With respect to my noble friend, he has not, in his question to me, dealt with the fundamental point that I raised, which is that the adjudicator is unable to determine civil claims between suppliers and supermarkets. The adjudicator has to go to a separate civil claim in the civil courts, or through arbitration. That is fundamental in my argument that this is not a judicial appointment and that involvement of the Judicial Appointments Commission would be inappropriate.
“Quasi-judicial” is a fascinating phrase, and we heard it a lot in the Leveson inquiry. It is amazing how Ministers have got accustomed to defining and knowing what quasi-judicial is, even though they did not always pronounce it the same way.

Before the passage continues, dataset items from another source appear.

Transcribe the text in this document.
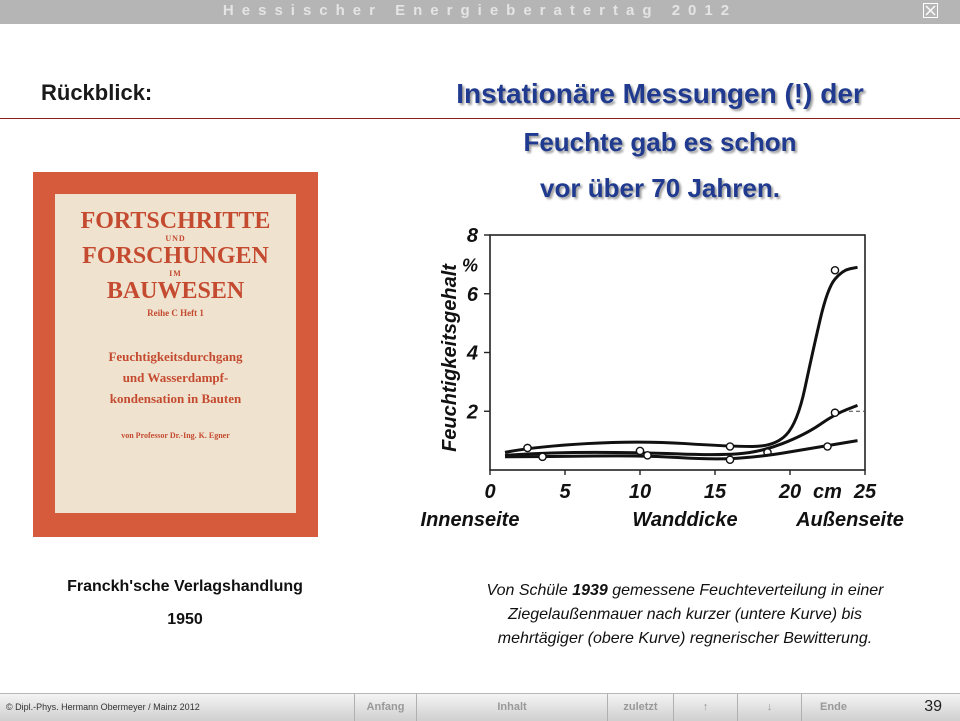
Hessischer Energieberatertag 2012
Rückblick:	Instationäre Messungen (!) der
Feuchte gab es schon
vor über 70 Jahren.
FORTSCHRITTE
UND
FORSCHUNGEN
IM
BAUWESEN
Reihe C Heft 1
Feuchtigkeitsdurchgang
und Wasserdampf-
kondensation in Bauten
von Professor Dr.-Ing. K. Egner
Franckh'sche Verlagshandlung
1950
2
4
6
8
%
0	5	10	15	20	25
cm
Feuchtigkeitsgehalt
Innenseite	Wanddicke	Außenseite
Von Schüle 1939 gemessene Feuchteverteilung in einer
Ziegelaußenmauer nach kurzer (untere Kurve) bis
mehrtägiger (obere Kurve) regnerischer Bewitterung.
© Dipl.-Phys. Hermann Obermeyer / Mainz 2012	Anfang	Inhalt	zuletzt	↑	↓	Ende	39
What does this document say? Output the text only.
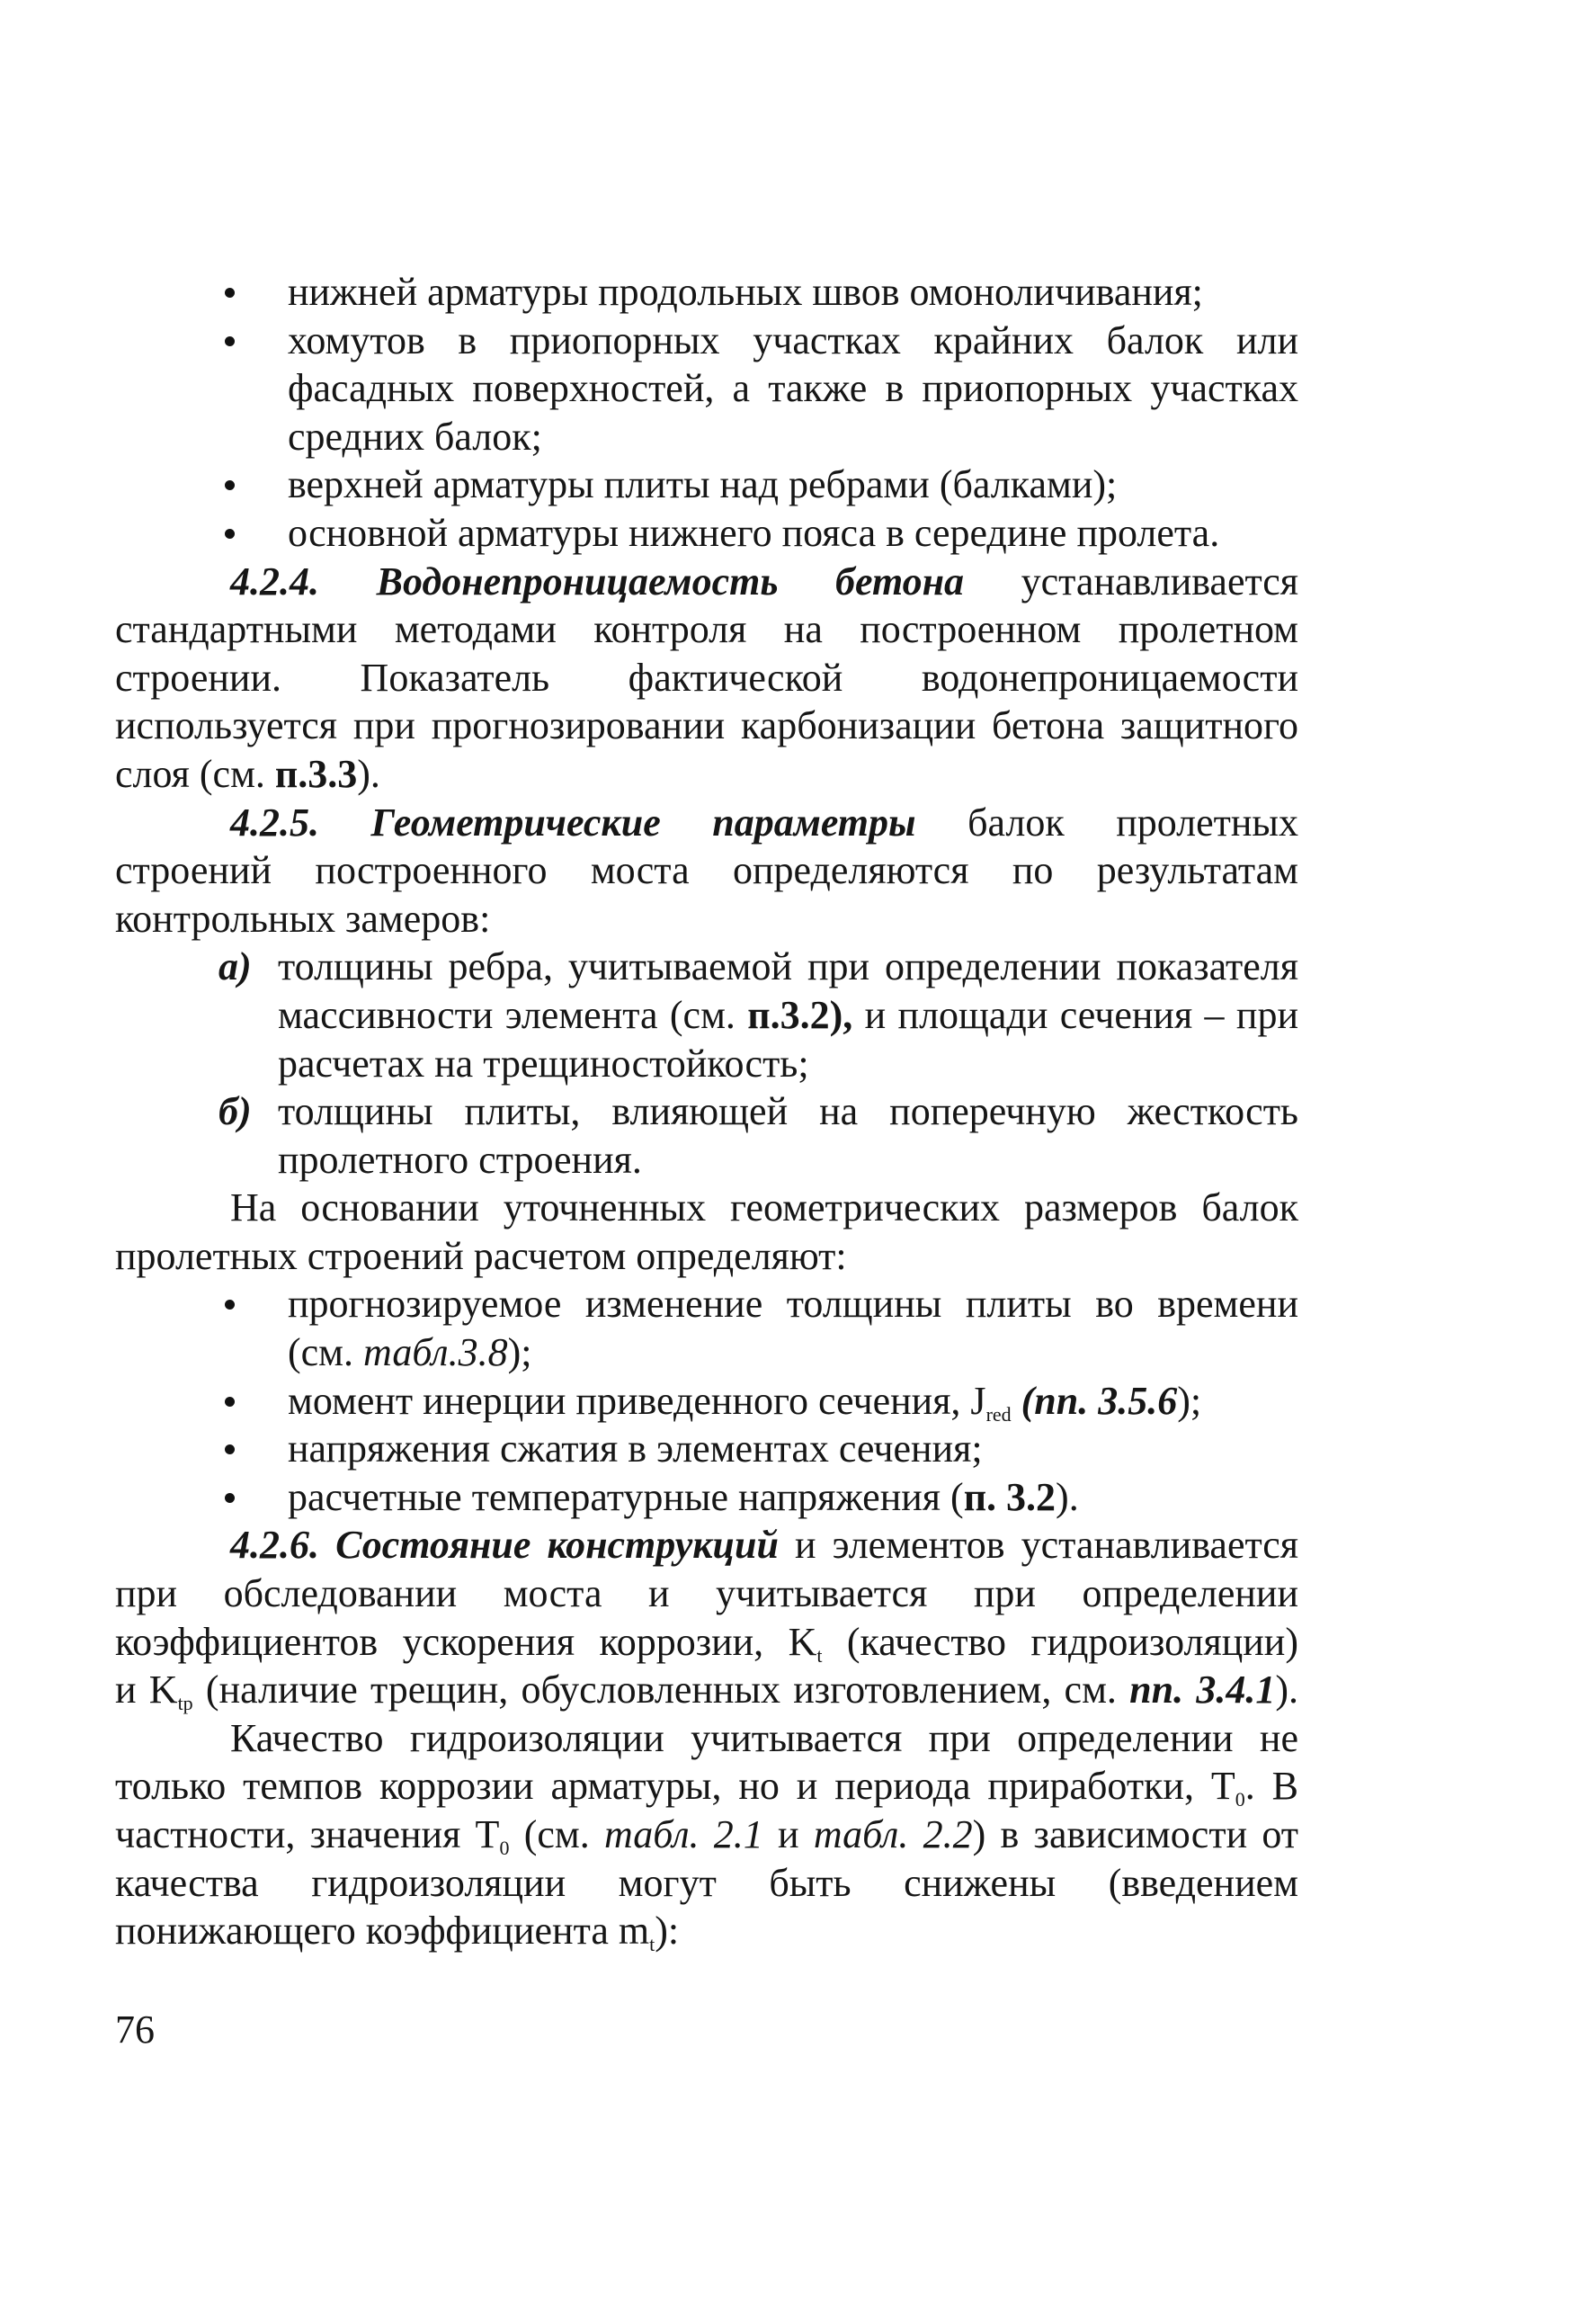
нижней арматуры продольных швов омоноличивания;
хомутов в приопорных участках крайних балок или
фасадных поверхностей, а также в приопорных участках
средних балок;
верхней арматуры плиты над ребрами (балками);
основной арматуры нижнего пояса в середине пролета.
4.2.4. Водонепроницаемость бетона устанавливается
стандартными методами контроля на построенном пролетном
строении. Показатель фактической водонепроницаемости
используется при прогнозировании карбонизации бетона защитного
слоя (см. п.3.3).
4.2.5. Геометрические параметры балок пролетных
строений построенного моста определяются по результатам
контрольных замеров:
а) толщины ребра, учитываемой при определении показателя
массивности элемента (см. п.3.2), и площади сечения – при
расчетах на трещиностойкость;
б) толщины плиты, влияющей на поперечную жесткость
пролетного строения.
На основании уточненных геометрических размеров балок
пролетных строений расчетом определяют:
прогнозируемое изменение толщины плиты во времени
(см. табл.3.8);
момент инерции приведенного сечения, $J_{red}$ (пп. 3.5.6);
напряжения сжатия в элементах сечения;
расчетные температурные напряжения (п. 3.2).
4.2.6. Состояние конструкций и элементов устанавливается
при обследовании моста и учитывается при определении
коэффициентов ускорения коррозии, $K_t$ (качество гидроизоляции)
и $K_{tp}$ (наличие трещин, обусловленных изготовлением, см. пп. 3.4.1).
Качество гидроизоляции учитывается при определении не
только темпов коррозии арматуры, но и периода приработки, $T_0$. В
частности, значения $T_0$ (см. табл. 2.1 и табл. 2.2) в зависимости от
качества гидроизоляции могут быть снижены (введением
понижающего коэффициента $m_t$):
76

It was a quasi-judicial role that the Minister had in determining whether the bid by Mr Murdoch for BSkyB should go to the Competition Commission. That was determined by everybody who spoke at the Leveson inquiry to be quasi-judicial. In answer to the noble Lord, Lord Browne, I have already admitted that the job of the adjudicator in this Bill is close to being judicial and, if it is close to being judicial, it is certainly close to being quasi-judicial.
The noble Lord, Lord Browne will know that the Judicial Appointments Commission has nothing whatever to do with Ministers and others who have quasi-judicial functions. It does not have that role. The Government must have found it difficult to know whether to call this person an ombudsman, an adjudicator or something else. He or she will be a regulator with powers to fine, like other regulators that are set out in statute. That is what is intended here. Some of us are in favour of this being in the Bill, whereas the Government want it only to follow a new regulation. Be that as it may, the adjudicator is closer to being a regulator than a High Court judge.